Ob Personalverantwortliche KI-generierte Bewerbungen erkennen? "Definitiv", sagt Markus Winkelmeier, der das Personalmanagement beim Raiffeisenverband Salzburg leitet. "Wir merken das insbesondere, wenn es um Positionen für Berufseinsteiger geht. Es fällt auf, dass die jüngere Zielgruppe häufig künstliche Intelligenz für Motivationsschreiben nutzt, und zwar dadurch, dass Begriffe und Formulierungen vorkommen, die diese Zielgruppe typischerweise nicht verwendet. Außerdem ist nicht immer alles korrekt, was im Anschreiben steht." Motivationsschreiben, die ausschließlich von einer künstlichen Intelligenz geschrieben wurden, sagen zudem wenig über die Kandidaten aus: Standardfloskeln und allgemeine Aussagen seien häufig das Ergebnis.
Für Winkelmeier allerdings kein großes Problem, da Motivationsschreiben auch in seinem Unternehmen zunehmend an Relevanz verlieren: "Wir sind angehalten, den Recruitingprozess möglichst einfach zu gestalten. Bewerberinnen und Bewerber sind rar gesät. Sind die Anforderungen zu hoch, suchen sie sich einen anderen, einfacheren Weg", so die Erfahrungen aus dem Geschäftsalltag. Oft reiche der Link zum LinkedIn- oder Xing-Profil. "Wir setzen auf den persönlichen Kontakt", sagt der Personalmanager. "Wenn die Hard Facts für uns stimmen, schauen wir im Bewerbungsgespräch, ob wir zusammenpassen. Ob es wirklich stimmig ist, zeigt sich dann in den ersten Arbeitstagen."
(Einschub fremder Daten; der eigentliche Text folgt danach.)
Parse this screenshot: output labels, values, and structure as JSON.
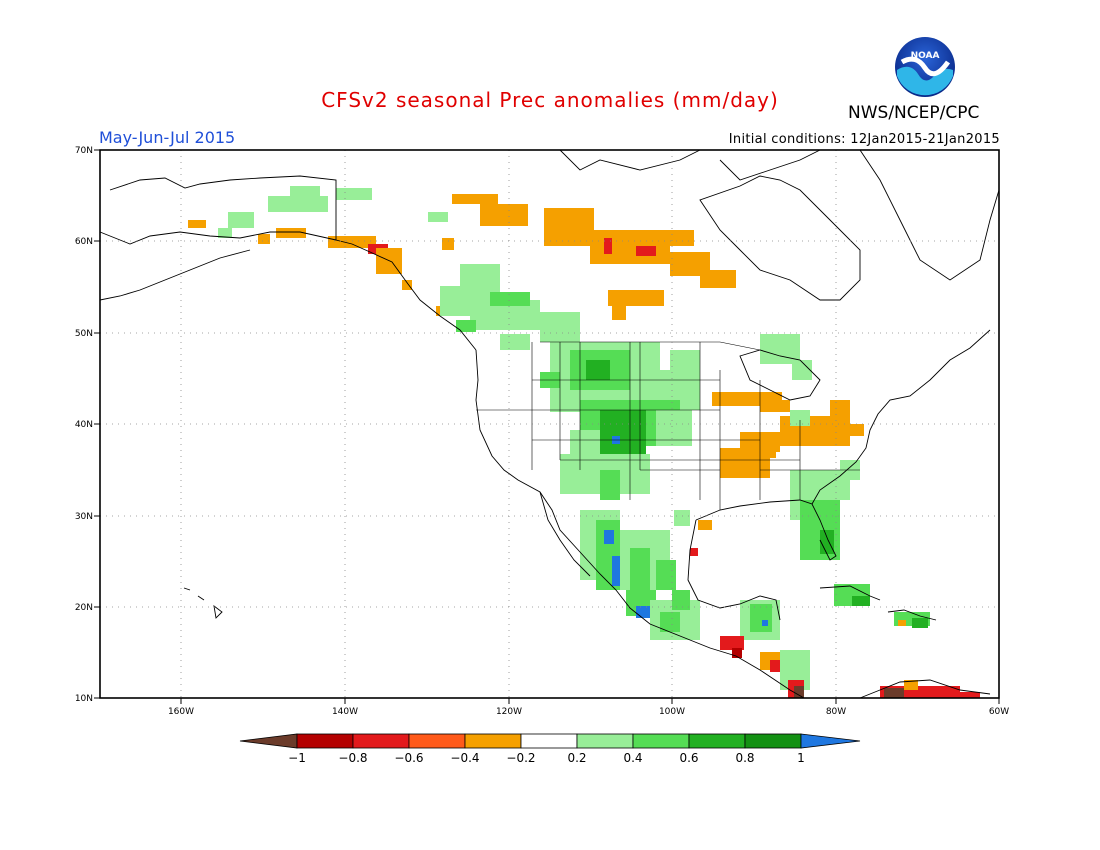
{
  "title": "CFSv2 seasonal Prec anomalies (mm/day)",
  "period": "May-Jun-Jul 2015",
  "initial_conditions": "Initial conditions: 12Jan2015-21Jan2015",
  "agency": "NWS/NCEP/CPC",
  "logo_text": "NOAA",
  "axes": {
    "lon_labels": [
      "160W",
      "140W",
      "120W",
      "100W",
      "80W",
      "60W"
    ],
    "lat_labels": [
      "70N",
      "60N",
      "50N",
      "40N",
      "30N",
      "20N",
      "10N"
    ]
  },
  "colorbar": {
    "labels": [
      "-1",
      "-0.8",
      "-0.6",
      "-0.4",
      "-0.2",
      "0.2",
      "0.4",
      "0.6",
      "0.8",
      "1"
    ],
    "colors": [
      "#6b3b2a",
      "#b40000",
      "#e31a1c",
      "#ff5a1a",
      "#f5a000",
      "#ffffff",
      "#98ee98",
      "#55dd55",
      "#22b022",
      "#139113",
      "#1f77e0"
    ]
  },
  "colors": {
    "title": "#e00000",
    "period": "#1f4fd8",
    "dry_orange": "#f5a000",
    "dry_red": "#e31a1c",
    "wet_light": "#98ee98",
    "wet_mid": "#55dd55",
    "wet_dark": "#22b022",
    "wet_blue": "#1f77e0"
  }
}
KI sorgt auch beim Recruitingprozess für Durchblick
Nicht nur Jobsuchende nutzen KI zunehmend als Hilfsmittel, auch Unternehmen selbst erleichtert sie mitunter den Recruitingprozess. So hat etwa die Linzer Digitalagentur Webviertler mit Employy einen neuen Ansatz in Sachen Personalsuche entwickelt: Employy will mittels Algorithmus dafür sorgen, dass Jobsuchende und Unternehmen einfacher zusammenfinden. Denn bei mehr als 150 Jobbörsen in Österreich und Jobprofilen, die zwar das Gleiche meinen, aber völlig unterschiedlich betitelt sind, liegt die Trefferrate zwischen Arbeitsuchenden und passenden Jobangeboten im Internet bei lediglich 20 bis 25 Prozent. "Wenn ein Arbeitgeber einen Facility-Manager-Job ausschreibt und ein Arbeitsuchender nach Angeboten für Hausmeister sucht, werden sich die beiden nicht finden. Diese Zusammenhänge erkennt nun künstliche Intelligenz und unterstützt bei der optimalen Formulierung des Jobangebots", erklärt Hannes Gallistl, Geschäftsführer und Ideengeber hinter Employy. "Employy erstellt daraufhin vollautomatisiert das komplette Stelleninserat und entwickelt weitere Jobvarianten, um Sichtbarkeit und Reichweite zu maximieren. So sind beispielsweise gelernte Elektriker, Tischler oder Metallfacharbeiter oftmals für einen Hausmeisterjob bestens geeignet." Diesen Dienst nutzen österreichweit inzwischen mehr als 600 Unternehmen.